Fui ver o caixotinho, todas trançando lá dentro, lógico, mas não foi
isso o que quase me fez cair pra trás, tem uma coisa mais grave: é que
os ossos estão mesmo mudando de posição, eu já desconfiava mas agora
estou certa, pouco a pouco eles estão… estão se organizando.
– Como, organizando?
Ela ficou pensativa. Comecei a tremer de frio, peguei uma ponta do seu cobertor. Cobri meu urso com o lençol.
– Você lembra, o crânio entre as omoplatas, não deixei ele assim.
Agora é a coluna vertebral que já está quase formada, uma vértebra atrás
da outra, cada ossinho tomando seu lugar, alguém do ramo está montando o
esqueleto, mais um pouco e… Venha ver!
– Credo, não quero ver nada. Estão colando o anão, é isso?
Ficamos olhando a trilha rapidíssima, tão apertada que nela não
caberia sequer um grão de poeira. Pulei-a com o maior cuidado quando fui
esquentar o chá. Uma formiguinha desgarrada (a mesma daquela noite?)
sacudia a cabeça entre as mãos. Comecei a rir e tanto que se o chão não
estivesse ocupado, rolaria por ali de tanto rir. Dormimos juntas na
minha cama. Ela dormia ainda quando saí para a primeira aula. No chão,
nem sombra de formiga, mortas e vivas, desapareciam com a luz do dia.
Voltei tarde essa noite, um colega tinha se casado e teve festa. Vim
animada, com vontade de cantar, passei da conta. Só na escada é que me
lembrei: o anão. Minha prima arrastara a mesa para a porta e estudava
com o bule fumegando no fogareiro.
– Hoje não vou dormir, quero ficar de vigia – ela avisou.
O assoalho ainda estava limpo. Me abracei ao urso.
– Estou com medo.
Ela foi buscar uma pílula para atenuar minha ressaca, me fez engolir a pílula com um gole de chá e ajudou a me despir.
– Fico vigiando, pode dormir sossegada. Por enquanto não apareceu
nenhuma, não está na hora delas, é daqui a pouco que começa. Examinei
com a lupa debaixo da porta, sabe que não consigo descobrir de onde
brotam?
Tombei na cama, acho que nem respondi. No topo da escada o anão me
agarrou pelos pulsos e rodopiou comigo até o quarto, acorda, acorda!
Demorei para reconhecer minha prima que me segurava pelos cotovelos.
Estava lívida. E vesga.
– Voltaram – ela disse.
Apertei entre as mãos a cabeça dolorida.
– Estão aí?
Ela falava num tom miúdo como se uma formiguinha falasse com sua voz.

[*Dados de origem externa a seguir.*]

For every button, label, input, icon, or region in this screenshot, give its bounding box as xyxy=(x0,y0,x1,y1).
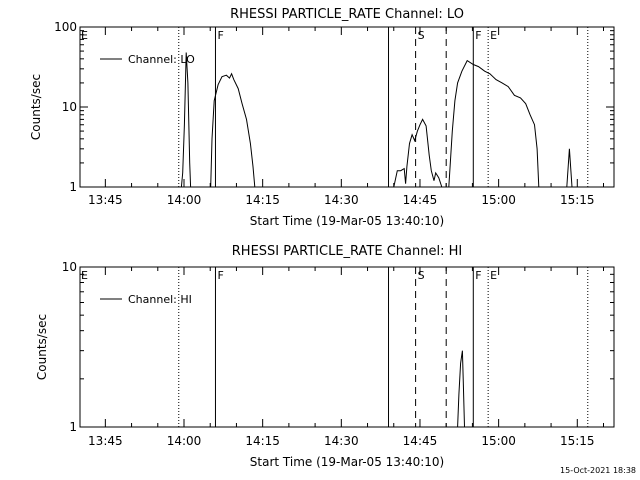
x-tick-label: 15:00 xyxy=(481,193,516,207)
x-axis-label: Start Time (19-Mar-05 13:40:10) xyxy=(250,214,444,228)
series-line xyxy=(566,148,573,188)
event-marker-label: S xyxy=(418,269,425,282)
x-axis-label: Start Time (19-Mar-05 13:40:10) xyxy=(250,455,444,469)
series-line xyxy=(448,59,540,188)
y-tick-label: 10 xyxy=(62,260,77,274)
plot-frame xyxy=(79,26,615,188)
event-marker-label: E xyxy=(490,29,497,42)
x-tick-label: 13:45 xyxy=(88,434,123,448)
x-tick-label: 15:00 xyxy=(481,434,516,448)
chart-title: RHESSI PARTICLE_RATE Channel: HI xyxy=(232,244,462,259)
event-marker-label: F xyxy=(475,29,481,42)
y-tick-label: 1 xyxy=(69,420,77,434)
series-line xyxy=(393,118,443,188)
y-axis-label: Counts/sec xyxy=(29,74,43,140)
series-line xyxy=(180,52,192,188)
x-tick-label: 14:45 xyxy=(403,193,438,207)
x-tick-label: 14:00 xyxy=(167,193,202,207)
x-tick-label: 14:45 xyxy=(403,434,438,448)
x-tick-label: 14:00 xyxy=(167,434,202,448)
x-tick-label: 14:15 xyxy=(245,193,280,207)
event-marker-label: F xyxy=(217,29,223,42)
event-marker-label: F xyxy=(475,269,481,282)
plot-timestamp: 15-Oct-2021 18:38 xyxy=(560,466,636,475)
chart-title: RHESSI PARTICLE_RATE Channel: LO xyxy=(230,7,464,22)
x-tick-label: 14:30 xyxy=(324,193,359,207)
chart-panel-2: RHESSI PARTICLE_RATE Channel: HI 13:45 14:… xyxy=(35,244,615,469)
series-line xyxy=(457,350,465,428)
x-tick-label: 13:45 xyxy=(88,193,123,207)
y-tick-label: 1 xyxy=(69,180,77,194)
event-marker-label: F xyxy=(217,269,223,282)
plot-frame xyxy=(79,266,615,428)
y-axis-label: Counts/sec xyxy=(35,314,49,380)
x-tick-label: 14:15 xyxy=(245,434,280,448)
y-tick-label: 10 xyxy=(62,100,77,114)
series-line xyxy=(210,72,256,188)
x-tick-label: 15:15 xyxy=(560,434,595,448)
event-marker-label: E xyxy=(81,269,88,282)
event-marker-label: E xyxy=(81,29,88,42)
event-marker-label: S xyxy=(418,29,425,42)
legend-label: Channel: LO xyxy=(128,53,195,66)
x-tick-label: 15:15 xyxy=(560,193,595,207)
y-tick-label: 100 xyxy=(54,20,77,34)
x-tick-label: 14:30 xyxy=(324,434,359,448)
legend-label: Channel: HI xyxy=(128,293,192,306)
event-marker-label: E xyxy=(490,269,497,282)
chart-panel-1: RHESSI PARTICLE_RATE Channel: LO 13:45 14:… xyxy=(29,7,615,228)
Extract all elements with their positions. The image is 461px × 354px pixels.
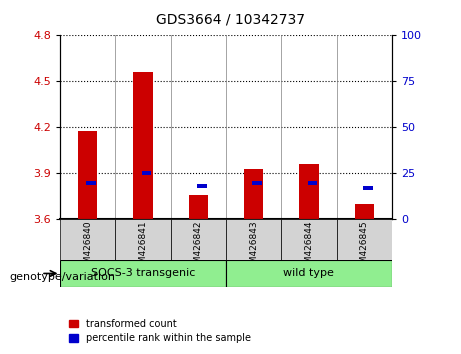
Bar: [252, 181, 262, 185]
Text: GDS3664 / 10342737: GDS3664 / 10342737: [156, 12, 305, 27]
Legend: transformed count, percentile rank within the sample: transformed count, percentile rank withi…: [65, 315, 255, 347]
Bar: [189, 195, 208, 219]
Bar: [281, 219, 337, 260]
Text: GSM426845: GSM426845: [360, 221, 369, 275]
Bar: [355, 204, 374, 219]
Bar: [78, 131, 97, 219]
Text: GSM426843: GSM426843: [249, 221, 258, 275]
Bar: [171, 219, 226, 260]
Bar: [60, 260, 226, 287]
Bar: [226, 219, 281, 260]
Text: genotype/variation: genotype/variation: [9, 272, 115, 282]
Bar: [197, 184, 207, 188]
Bar: [244, 169, 263, 219]
Text: SOCS-3 transgenic: SOCS-3 transgenic: [91, 268, 195, 279]
Bar: [299, 164, 319, 219]
Text: GSM426841: GSM426841: [138, 221, 148, 275]
Bar: [60, 219, 115, 260]
Bar: [142, 171, 151, 176]
Text: GSM426842: GSM426842: [194, 221, 203, 275]
Bar: [337, 219, 392, 260]
Bar: [363, 186, 372, 190]
Text: GSM426844: GSM426844: [304, 221, 313, 275]
Text: GSM426840: GSM426840: [83, 221, 92, 275]
Bar: [226, 260, 392, 287]
Bar: [115, 219, 171, 260]
Bar: [133, 72, 153, 219]
Bar: [307, 181, 317, 185]
Bar: [86, 181, 96, 185]
Text: wild type: wild type: [284, 268, 334, 279]
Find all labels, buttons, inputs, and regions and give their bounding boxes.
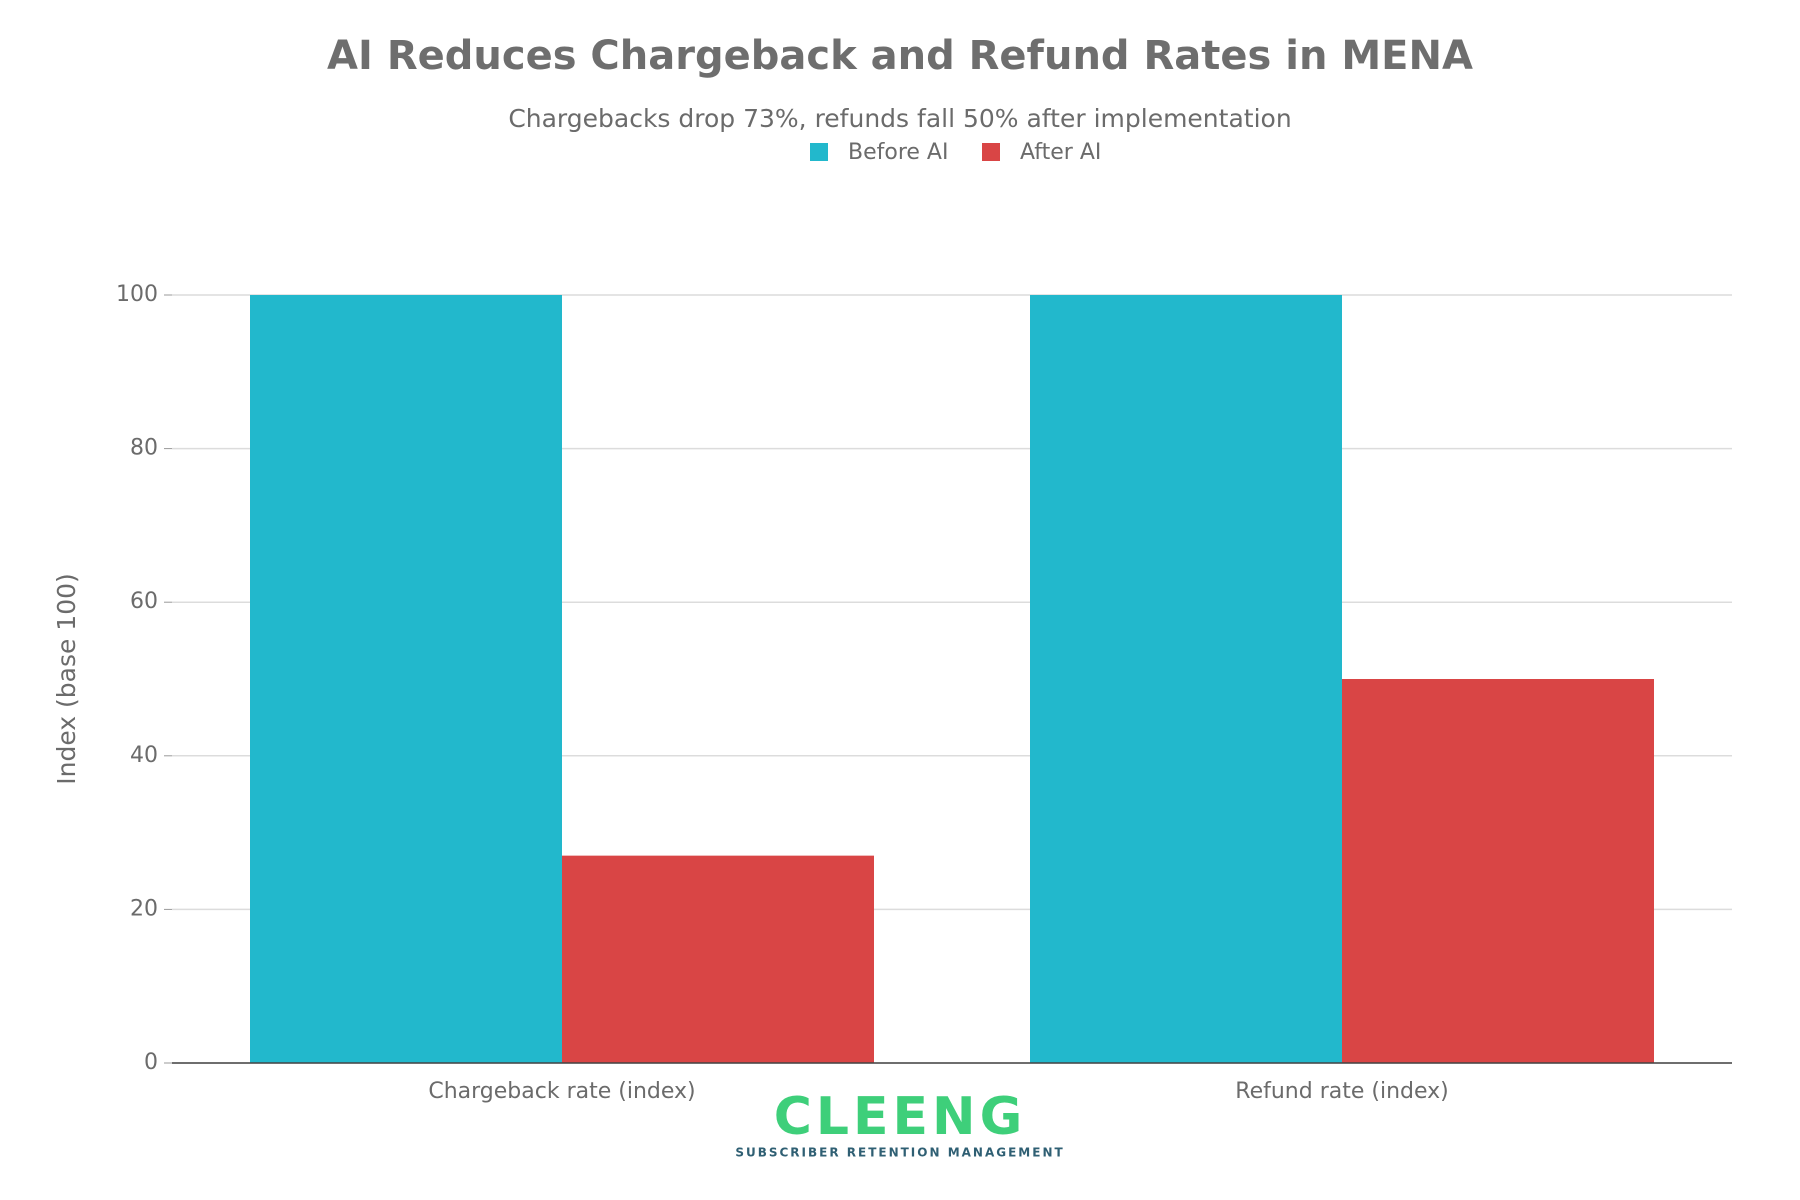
y-tick-label: 60 — [130, 589, 158, 614]
legend-swatch — [810, 143, 828, 161]
chart-subtitle: Chargebacks drop 73%, refunds fall 50% a… — [508, 104, 1291, 133]
y-tick-label: 40 — [130, 743, 158, 768]
logo-tagline: SUBSCRIBER RETENTION MANAGEMENT — [735, 1146, 1064, 1160]
legend-label: Before AI — [848, 140, 948, 165]
logo: CLEENG — [774, 1087, 1027, 1147]
bar — [562, 855, 874, 1063]
y-tick-label: 100 — [116, 282, 158, 307]
chart-title: AI Reduces Chargeback and Refund Rates i… — [327, 33, 1473, 79]
x-tick-label: Chargeback rate (index) — [428, 1079, 695, 1104]
y-tick-label: 0 — [144, 1050, 158, 1075]
y-tick-label: 20 — [130, 896, 158, 921]
bar — [1030, 295, 1342, 1063]
legend-swatch — [982, 143, 1000, 161]
legend-label: After AI — [1020, 140, 1101, 165]
y-tick-label: 80 — [130, 436, 158, 461]
x-tick-label: Refund rate (index) — [1235, 1079, 1448, 1104]
bar — [1342, 679, 1654, 1063]
bar — [250, 295, 562, 1063]
y-axis-label: Index (base 100) — [52, 573, 81, 785]
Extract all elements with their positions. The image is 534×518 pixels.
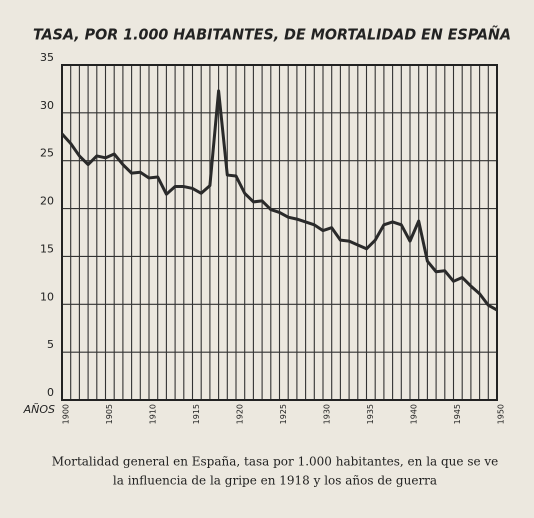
y-tick-label: 35 [40, 51, 54, 64]
y-tick-label: 5 [47, 338, 54, 351]
x-tick-label: 1905 [105, 404, 114, 424]
line [60, 89, 498, 312]
y-tick-label: 20 [40, 195, 54, 208]
x-axis-label: AÑOS [23, 403, 55, 416]
x-tick-label: 1950 [497, 404, 506, 424]
x-tick-label: 1915 [192, 404, 201, 424]
y-tick-label: 30 [40, 99, 54, 112]
plot-frame [61, 64, 498, 401]
y-tick-label: 15 [40, 242, 54, 255]
caption: Mortalidad general en España, tasa por 1… [52, 455, 499, 469]
x-tick-label: 1945 [453, 404, 462, 424]
chart-title: TASA, POR 1.000 HABITANTES, DE MORTALIDA… [33, 25, 511, 44]
y-tick-label: 25 [40, 147, 54, 160]
x-tick-label: 1910 [149, 404, 158, 424]
x-tick-label: 1935 [366, 404, 375, 424]
x-tick-label: 1900 [62, 404, 71, 424]
x-tick-label: 1920 [236, 404, 245, 424]
x-tick-label: 1925 [279, 404, 288, 424]
y-tick-label: 0 [47, 386, 54, 399]
y-tick-label: 10 [40, 290, 54, 303]
x-tick-label: 1930 [323, 404, 332, 424]
x-tick-label: 1940 [410, 404, 419, 424]
caption: la influencia de la gripe en 1918 y los … [113, 474, 437, 488]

– Acabei dormindo em cima da mesa, estava exausta. Quando acordei, a
trilha já estava em plena. Então fui ver o caixotinho, aconteceu o que
eu esperava…
– Que foi? Fala depressa, o que foi?
Ela firmou o olhar oblíquo no caixotinho debaixo da cama.
– Estão mesmo montando ele. E rapidamente, entende? O esqueleto está
inteiro, só falta o fêmur. E os ossinhos da mão esquerda, fazem isso num
instante. Vamos embora daqui.
– Você está falando sério?
– Vamos embora, já arrumei as malas.
A mesa estava limpa e vazios os armários escancarados.
– Mas sair assim, de madrugada? Podemos sair assim?
– Imediatamente, melhor não esperar que a bruxa acorde. Vamos, levanta.
– E para onde a gente vai?
– Não interessa, depois a gente vê. Vamos, vista isto, temos que sair antes que o anão fique pronto.
Olhei de longe a trilha: nunca elas me pareceram tão rápidas. Calcei
os sapatos, descolei a gravura da parede, enfiei o urso no bolso da
japona e fomos arrastando as malas pelas escadas, mais intenso o cheiro
que vinha do quarto, deixamos a porta aberta. Foi o gato que miou
comprido ou foi um grito?
No céu, as últimas estrelas já empalideciam. Quando encarei a casa, só a janela vazada nos via, o outro olho era penumbra.